I am completing week 3 of the Standford Machine Learning course on Coursera, and the submission program gave me a feedback telling me that theta(1) should not be normalized.

I tried to simply compute J from theta(2) as follows:

J = (1/m) * sum((-y .* log(h)) - ((1-y) .* log(1-h))) + (lambda/(2*m)) *   sum(theta(2:end) .^ 2);

grad = 1/m * sum((h - y) .* X) + lambda .* theta ./ m;

which did not work. I eventually found a similar program online and changed my code to

J = (1/m) * sum((-y .* log(h)) - ((1-y) .* log(1-h))) + (lambda/(2*m)) * sum(theta(2:end) .^ 2);

grad = ((h - y)' * X / m)' + lambda .* theta .* [0; ones(length(theta)-1, 1)] ./ m;

which worked, but I don't understand the purpose of the matrix [0; ones(length(theta)-1, 1)] [0; ones(length(theta)-1, 1)] in the code. Can someone explain it to me?

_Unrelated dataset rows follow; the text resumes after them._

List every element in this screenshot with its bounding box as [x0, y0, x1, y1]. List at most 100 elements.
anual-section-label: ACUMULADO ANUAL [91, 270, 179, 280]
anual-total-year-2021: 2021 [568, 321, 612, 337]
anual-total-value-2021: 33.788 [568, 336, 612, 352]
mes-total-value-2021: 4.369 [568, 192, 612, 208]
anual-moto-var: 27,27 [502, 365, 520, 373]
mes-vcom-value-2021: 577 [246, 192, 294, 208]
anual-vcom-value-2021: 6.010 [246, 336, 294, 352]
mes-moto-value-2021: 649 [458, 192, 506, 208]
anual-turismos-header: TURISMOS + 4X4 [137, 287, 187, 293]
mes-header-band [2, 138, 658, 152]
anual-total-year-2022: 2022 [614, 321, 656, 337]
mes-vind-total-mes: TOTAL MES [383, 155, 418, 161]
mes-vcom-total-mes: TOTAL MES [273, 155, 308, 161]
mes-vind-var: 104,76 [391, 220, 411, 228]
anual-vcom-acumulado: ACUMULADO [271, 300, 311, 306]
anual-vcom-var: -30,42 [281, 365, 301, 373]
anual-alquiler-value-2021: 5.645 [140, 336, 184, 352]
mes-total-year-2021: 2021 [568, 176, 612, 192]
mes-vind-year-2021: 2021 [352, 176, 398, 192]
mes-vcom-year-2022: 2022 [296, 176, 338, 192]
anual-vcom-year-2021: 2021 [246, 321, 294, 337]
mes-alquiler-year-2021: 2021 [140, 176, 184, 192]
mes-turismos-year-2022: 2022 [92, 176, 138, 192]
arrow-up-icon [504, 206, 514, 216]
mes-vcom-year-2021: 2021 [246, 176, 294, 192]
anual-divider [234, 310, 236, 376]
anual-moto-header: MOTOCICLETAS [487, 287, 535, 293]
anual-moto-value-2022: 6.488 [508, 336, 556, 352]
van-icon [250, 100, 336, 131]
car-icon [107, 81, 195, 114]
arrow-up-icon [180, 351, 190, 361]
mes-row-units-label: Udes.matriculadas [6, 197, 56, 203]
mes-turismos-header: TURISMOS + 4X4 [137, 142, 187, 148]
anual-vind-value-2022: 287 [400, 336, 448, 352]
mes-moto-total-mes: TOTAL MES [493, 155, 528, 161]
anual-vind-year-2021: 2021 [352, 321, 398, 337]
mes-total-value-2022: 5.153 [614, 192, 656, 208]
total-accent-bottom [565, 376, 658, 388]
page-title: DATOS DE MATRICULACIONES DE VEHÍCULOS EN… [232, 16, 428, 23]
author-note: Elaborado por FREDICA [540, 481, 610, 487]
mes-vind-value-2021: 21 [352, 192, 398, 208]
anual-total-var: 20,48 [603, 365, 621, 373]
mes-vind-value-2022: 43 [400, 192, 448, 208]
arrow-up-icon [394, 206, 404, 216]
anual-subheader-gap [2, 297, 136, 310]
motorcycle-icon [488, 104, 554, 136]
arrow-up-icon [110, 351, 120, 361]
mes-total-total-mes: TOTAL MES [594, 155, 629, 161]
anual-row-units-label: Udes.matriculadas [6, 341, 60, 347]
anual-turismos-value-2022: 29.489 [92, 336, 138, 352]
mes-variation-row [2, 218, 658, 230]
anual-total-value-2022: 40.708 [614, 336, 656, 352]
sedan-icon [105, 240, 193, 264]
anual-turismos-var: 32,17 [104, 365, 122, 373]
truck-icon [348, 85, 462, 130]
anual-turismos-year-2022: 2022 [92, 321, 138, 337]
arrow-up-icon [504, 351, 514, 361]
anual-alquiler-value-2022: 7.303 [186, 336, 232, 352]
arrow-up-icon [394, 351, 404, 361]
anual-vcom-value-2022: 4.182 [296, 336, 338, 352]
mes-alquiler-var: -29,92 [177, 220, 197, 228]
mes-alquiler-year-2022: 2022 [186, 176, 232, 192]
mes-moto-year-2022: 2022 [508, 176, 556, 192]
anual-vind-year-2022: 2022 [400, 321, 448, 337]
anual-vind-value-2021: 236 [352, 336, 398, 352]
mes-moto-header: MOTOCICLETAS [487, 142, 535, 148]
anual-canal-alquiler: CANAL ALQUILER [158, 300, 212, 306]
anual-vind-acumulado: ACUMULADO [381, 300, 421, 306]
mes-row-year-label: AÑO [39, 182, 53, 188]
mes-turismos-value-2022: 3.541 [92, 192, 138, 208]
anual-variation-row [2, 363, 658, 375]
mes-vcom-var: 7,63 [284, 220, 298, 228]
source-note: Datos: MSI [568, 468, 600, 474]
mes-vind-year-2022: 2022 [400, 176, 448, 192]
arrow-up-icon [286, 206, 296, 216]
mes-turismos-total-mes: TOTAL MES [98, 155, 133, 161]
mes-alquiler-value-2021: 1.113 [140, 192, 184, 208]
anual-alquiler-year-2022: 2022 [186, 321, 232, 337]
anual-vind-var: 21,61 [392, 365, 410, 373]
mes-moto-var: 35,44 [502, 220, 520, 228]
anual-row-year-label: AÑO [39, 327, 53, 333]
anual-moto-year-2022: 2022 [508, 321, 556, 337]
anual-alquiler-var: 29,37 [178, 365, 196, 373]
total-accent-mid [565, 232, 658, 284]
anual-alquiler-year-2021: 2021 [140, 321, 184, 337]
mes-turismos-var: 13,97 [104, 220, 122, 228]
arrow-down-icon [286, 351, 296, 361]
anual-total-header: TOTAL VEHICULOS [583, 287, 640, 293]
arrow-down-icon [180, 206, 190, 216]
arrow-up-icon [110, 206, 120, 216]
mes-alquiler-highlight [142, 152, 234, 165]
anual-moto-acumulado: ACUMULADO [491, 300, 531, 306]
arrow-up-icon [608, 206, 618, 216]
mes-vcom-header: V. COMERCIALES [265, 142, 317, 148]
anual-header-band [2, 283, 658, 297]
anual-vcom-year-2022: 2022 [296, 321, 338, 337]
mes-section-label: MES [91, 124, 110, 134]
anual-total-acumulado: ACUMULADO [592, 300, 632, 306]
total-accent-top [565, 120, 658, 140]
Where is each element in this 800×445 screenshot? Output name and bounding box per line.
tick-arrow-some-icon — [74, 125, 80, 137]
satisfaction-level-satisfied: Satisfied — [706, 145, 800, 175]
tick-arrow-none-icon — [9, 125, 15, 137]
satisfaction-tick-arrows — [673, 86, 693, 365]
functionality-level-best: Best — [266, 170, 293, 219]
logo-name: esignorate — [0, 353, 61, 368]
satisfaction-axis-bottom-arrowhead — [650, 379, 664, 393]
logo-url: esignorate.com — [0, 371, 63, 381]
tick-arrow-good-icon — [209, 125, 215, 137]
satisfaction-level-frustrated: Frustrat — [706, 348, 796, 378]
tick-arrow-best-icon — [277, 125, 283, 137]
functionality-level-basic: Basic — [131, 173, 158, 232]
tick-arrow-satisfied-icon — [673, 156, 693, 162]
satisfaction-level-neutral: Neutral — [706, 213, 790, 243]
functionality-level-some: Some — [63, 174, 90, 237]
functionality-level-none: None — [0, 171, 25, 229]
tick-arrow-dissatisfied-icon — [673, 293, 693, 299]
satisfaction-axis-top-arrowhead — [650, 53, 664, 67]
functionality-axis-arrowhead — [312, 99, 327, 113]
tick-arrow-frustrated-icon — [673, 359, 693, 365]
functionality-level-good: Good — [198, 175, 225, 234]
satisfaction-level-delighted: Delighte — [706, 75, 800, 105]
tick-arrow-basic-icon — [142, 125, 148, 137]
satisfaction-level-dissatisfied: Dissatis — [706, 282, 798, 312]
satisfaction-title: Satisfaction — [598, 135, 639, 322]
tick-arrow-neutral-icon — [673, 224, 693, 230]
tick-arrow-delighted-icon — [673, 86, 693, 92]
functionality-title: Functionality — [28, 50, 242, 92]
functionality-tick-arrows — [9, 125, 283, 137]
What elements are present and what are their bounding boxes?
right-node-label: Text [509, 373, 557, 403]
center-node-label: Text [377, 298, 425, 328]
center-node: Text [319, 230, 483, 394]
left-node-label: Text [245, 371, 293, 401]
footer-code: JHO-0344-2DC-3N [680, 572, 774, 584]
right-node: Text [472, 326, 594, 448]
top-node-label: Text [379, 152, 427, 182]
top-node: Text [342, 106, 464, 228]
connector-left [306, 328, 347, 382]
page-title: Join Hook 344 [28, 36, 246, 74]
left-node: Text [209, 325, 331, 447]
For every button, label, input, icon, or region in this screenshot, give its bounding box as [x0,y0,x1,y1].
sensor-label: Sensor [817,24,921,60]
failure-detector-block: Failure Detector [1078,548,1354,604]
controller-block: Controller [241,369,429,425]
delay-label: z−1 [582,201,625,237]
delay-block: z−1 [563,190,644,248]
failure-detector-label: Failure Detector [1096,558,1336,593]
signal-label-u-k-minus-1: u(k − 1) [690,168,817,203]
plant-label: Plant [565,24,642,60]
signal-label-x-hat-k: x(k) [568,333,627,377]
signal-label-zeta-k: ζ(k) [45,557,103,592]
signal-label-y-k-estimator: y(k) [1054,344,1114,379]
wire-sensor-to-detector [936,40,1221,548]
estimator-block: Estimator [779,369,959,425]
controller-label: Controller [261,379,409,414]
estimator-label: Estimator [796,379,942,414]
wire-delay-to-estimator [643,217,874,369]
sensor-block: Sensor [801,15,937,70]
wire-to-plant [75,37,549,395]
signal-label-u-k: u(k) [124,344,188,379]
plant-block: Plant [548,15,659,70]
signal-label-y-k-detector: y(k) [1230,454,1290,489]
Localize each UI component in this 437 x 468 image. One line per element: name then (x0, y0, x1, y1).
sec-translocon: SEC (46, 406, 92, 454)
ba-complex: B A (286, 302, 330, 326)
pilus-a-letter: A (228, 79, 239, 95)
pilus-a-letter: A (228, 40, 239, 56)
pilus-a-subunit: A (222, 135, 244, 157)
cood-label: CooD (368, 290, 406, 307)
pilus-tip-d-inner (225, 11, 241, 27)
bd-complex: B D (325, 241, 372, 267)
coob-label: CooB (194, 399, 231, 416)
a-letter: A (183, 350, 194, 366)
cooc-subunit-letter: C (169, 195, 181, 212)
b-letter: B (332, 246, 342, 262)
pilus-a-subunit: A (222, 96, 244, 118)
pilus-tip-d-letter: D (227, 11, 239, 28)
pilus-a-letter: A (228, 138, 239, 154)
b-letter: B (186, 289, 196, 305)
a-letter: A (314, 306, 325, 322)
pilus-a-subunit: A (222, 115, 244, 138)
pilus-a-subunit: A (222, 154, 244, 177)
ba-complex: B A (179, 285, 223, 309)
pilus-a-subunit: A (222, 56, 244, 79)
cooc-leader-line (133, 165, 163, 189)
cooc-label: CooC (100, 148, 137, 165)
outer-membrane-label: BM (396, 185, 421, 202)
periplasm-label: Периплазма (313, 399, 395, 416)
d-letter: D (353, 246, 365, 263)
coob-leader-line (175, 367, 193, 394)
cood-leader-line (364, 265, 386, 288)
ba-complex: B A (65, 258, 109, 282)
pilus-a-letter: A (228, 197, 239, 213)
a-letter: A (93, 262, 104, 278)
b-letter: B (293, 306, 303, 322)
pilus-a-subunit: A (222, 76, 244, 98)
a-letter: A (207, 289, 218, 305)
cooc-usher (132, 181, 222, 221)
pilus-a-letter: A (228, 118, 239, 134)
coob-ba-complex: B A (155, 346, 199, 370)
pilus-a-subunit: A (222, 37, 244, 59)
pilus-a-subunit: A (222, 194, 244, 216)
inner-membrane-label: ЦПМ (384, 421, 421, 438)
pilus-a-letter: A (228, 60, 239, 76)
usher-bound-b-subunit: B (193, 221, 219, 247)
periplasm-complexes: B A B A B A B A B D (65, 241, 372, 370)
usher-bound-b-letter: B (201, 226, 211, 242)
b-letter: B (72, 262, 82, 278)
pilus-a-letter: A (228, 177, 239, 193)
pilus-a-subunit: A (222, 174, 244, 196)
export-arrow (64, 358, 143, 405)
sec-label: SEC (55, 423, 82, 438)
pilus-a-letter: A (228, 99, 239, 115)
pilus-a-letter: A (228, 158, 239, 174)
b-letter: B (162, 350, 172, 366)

I have also completed this course long back. I can't really answer without looking at the equation but to the best of my knowledge, theta1 (+1) is a bias term that we add and there is no point of regularizing or penalizing that bias terms. That equation (element-wise multiplication) is a way to put theta1 = 0 by multiplying with 0 and rest of theta's remains as it is by multiplying them with 1 while computing the gradient descent. so in the end, we won't be considering theta1 in computation. Hope this helps.